Dive Brief:
- Germany-based Bayer is reportedly working with Credit Suisse to sell its $2.5 billion diabetes business. The company is working through private equity channels.
- Bayer is focusing on acquiring other types of life-sciences businesses, including possibly Zoetis, a $22 billion animal-health company that was spun off from Pfizer.
- Other moves that Bayer has already made or is considering in the future: In May, the company purchased Merck's OTC business for $14.2 billion, and currently, Bayer is considering selling off its plastics business.
Dive Insight:
Diversification is the name of the game when it comes to generating profit and hedging risk. Bayer's diverse portfolio allows CEO Marijn Dekkers to sell off businesses that are no longer aligned with the company's strategy, while looking for new acquisitions that might be.
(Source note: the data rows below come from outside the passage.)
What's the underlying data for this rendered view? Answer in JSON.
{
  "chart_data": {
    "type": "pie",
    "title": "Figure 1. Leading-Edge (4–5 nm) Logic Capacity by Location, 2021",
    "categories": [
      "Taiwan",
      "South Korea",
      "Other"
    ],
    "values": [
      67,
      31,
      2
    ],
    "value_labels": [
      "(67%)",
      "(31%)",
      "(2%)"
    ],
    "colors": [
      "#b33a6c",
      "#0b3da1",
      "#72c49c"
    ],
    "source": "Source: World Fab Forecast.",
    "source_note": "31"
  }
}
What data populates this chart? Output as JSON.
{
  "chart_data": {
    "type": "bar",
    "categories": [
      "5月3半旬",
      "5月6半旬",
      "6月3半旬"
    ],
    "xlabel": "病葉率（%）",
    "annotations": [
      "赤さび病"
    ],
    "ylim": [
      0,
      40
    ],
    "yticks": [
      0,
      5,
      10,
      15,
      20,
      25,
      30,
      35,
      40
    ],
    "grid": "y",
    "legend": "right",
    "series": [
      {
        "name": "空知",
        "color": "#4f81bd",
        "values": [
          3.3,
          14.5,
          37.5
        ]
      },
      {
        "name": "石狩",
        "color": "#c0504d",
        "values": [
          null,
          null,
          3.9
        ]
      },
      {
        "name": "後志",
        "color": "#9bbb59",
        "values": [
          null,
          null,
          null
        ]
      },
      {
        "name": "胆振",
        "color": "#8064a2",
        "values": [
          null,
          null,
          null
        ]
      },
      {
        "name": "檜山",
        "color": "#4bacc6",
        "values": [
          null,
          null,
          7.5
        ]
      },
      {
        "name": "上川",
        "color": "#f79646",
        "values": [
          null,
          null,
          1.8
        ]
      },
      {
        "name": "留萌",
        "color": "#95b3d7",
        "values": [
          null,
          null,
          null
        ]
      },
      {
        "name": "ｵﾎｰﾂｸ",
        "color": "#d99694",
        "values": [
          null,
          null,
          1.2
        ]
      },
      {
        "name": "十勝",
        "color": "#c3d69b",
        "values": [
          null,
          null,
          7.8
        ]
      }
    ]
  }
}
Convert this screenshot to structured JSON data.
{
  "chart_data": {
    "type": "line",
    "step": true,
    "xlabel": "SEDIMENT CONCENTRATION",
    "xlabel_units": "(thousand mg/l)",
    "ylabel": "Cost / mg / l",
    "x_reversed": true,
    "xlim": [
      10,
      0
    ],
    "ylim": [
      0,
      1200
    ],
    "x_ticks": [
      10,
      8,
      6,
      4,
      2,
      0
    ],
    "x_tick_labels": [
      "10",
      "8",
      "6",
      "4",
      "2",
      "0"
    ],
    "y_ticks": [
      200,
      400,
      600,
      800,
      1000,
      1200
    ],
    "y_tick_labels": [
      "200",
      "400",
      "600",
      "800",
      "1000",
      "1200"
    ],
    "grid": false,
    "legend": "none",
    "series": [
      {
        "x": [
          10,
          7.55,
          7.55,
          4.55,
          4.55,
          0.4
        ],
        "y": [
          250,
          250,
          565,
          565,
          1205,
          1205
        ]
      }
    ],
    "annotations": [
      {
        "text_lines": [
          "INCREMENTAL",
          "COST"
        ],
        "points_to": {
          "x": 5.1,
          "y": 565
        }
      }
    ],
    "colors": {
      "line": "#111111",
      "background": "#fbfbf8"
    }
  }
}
Bayer has not yet bid on Zoetis and is waiting until the company goes up for auction before proceeding further.
Bayer's plan is to use money raised from the diabetes and plastics sales to fund new acquisitions. At the same time, activist investor Bill Ackman, most famous for his aggressive angling with Valeant to take over Allergan, has bought an 8.5% stake in Zoetis, raising the specter of a possible hostile takeover bid. However, Zoetis has adopted a poison pill clause to stave off Ackman while it considers its options.